SCREENPLAY 101: REAR WINDOW

This post has some spoilers in it. So tread lightly. We all have those specific moments that we love - moments that are common to all movies. The meet cute. The turning point. The jump scare. The lull before the storm. The death rattle.

For me, it's that "oh ****" moment.

It's hard to describe, exactly, but the "oh ****" moment is so named because it's that moment that makes you say, out loud, oh ****. Or, if it's a really good movie, ohhh **************. You know it: The part in GREMLINS when Lynn Peltzer enters the kitchen to find one of the monsters eating Christmas cookies with its back to her. The part in SEVEN where we realize what's in the box just before Brad Pitt does. The part in THE LADY VANISHES when Gilbert and Iris sit down beneath the window that  Miss Froy had written her name on earlier in the film. The part where you put your hand to your mouth and point at the screen.
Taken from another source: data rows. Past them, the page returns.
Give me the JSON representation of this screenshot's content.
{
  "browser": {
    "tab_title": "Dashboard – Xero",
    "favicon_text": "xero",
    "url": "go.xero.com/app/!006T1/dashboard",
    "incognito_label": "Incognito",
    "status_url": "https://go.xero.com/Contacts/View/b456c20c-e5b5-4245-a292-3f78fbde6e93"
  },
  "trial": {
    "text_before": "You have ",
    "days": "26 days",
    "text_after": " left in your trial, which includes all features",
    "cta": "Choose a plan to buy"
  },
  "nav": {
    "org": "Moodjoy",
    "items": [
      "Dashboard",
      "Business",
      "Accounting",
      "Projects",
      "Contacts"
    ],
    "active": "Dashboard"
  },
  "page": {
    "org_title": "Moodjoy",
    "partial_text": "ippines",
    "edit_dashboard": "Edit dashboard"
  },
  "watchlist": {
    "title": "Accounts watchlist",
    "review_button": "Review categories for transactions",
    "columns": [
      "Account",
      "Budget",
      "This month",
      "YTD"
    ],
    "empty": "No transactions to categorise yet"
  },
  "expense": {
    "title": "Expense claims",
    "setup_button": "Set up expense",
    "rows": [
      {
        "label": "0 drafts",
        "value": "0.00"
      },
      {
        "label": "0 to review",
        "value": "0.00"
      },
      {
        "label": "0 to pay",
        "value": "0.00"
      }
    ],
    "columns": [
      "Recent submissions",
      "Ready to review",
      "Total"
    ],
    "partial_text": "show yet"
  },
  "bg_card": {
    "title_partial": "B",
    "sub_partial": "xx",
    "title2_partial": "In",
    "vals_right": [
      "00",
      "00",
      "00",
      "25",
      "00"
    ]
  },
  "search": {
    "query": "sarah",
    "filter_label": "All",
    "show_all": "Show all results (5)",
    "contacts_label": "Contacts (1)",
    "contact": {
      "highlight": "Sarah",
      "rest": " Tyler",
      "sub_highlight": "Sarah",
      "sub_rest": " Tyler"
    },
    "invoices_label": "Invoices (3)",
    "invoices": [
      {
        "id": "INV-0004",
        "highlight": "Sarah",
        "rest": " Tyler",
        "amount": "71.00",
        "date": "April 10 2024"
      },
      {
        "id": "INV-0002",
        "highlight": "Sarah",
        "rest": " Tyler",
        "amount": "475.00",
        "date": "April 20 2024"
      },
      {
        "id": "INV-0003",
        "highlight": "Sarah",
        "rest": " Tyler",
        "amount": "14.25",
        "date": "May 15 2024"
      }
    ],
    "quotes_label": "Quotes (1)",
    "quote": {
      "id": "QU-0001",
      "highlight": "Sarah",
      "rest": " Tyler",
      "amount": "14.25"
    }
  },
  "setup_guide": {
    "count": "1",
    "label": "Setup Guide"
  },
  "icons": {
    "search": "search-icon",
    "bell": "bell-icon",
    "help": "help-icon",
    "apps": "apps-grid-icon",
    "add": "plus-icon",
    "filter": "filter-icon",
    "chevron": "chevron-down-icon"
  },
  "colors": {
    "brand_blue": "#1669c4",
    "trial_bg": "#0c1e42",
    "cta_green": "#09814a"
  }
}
And speaking of Hitchcock... here's number 83 on the list of the WGA's 101 best screenplays of all time: REAR WINDOW. Screenplay by John Michael Hayes, based on the short story by Cornell Woolrich.

REAR WINDOW has the ultimate "oh ****" moment on page 146. We've been watching, from Jeff's vantage point, Lisa rifling through Torvald's apartment, looking for evidence. We (along with Jeff) watch helplessly as Torvald arrives home to find Lisa there. Then, he slowly looks up - right into Jeff's camera lens.

RearWindow_141 RearWindow_142 RearWindow_143 RearWindow_144 RearWindow_145 RearWindow_146

The moment is especially powerful because we're just as trapped as Jeff (played by James Stewart in what might be his best role), as Roger Ebert, in his book THE GREAT MOVIES II, notes:

The hero of... REAR WINDOW is trapped in a wheelchair, and we're trapped, too - trapped inside his point of view, inside his lack of freedom and his limited options. When he passes his long days and nights by shamelessly maintaining a secret watch on his neighbors, we share his obsession.... Here's a film about a man who does on the screen what we do in the audience - look through a lens at the private lives of strangers.

The reason the film works so well is because Jeff observes the world through the lens of a camera, just as the people watching him do. Such an audience-identification perspective is rightly considered a triumph of filmmaking - but most people might not guess that the screenplay itself is written through the lens of a camera, where Hayes notes that Thorvald's "head slowly turns, and he looks right up - directly into the lens." Not "directly at us" or "directly at Jeff" - he's looking into a camera. Hayes and Hitch had a firm handle on their theme from square one.

Here's an interview with Hayes on working with Hitchcock, if you'd like to learn more. (Beware - the sound in the video starts off loud and then drops pretty precipitously.)

Here’s the deal: Throughout 2014, we’re posting pages from every script on the WGA’s list of the 101 Greatest Screenplays, as chosen by Guild membership, because we have every one in our library. Sure, we have other scripts that didn’t make it onto the list, either because they didn’t make the cut or because they were produced after the list was generated (presumably SHARKNADO, which we totally have a copy of, is only in the latter category).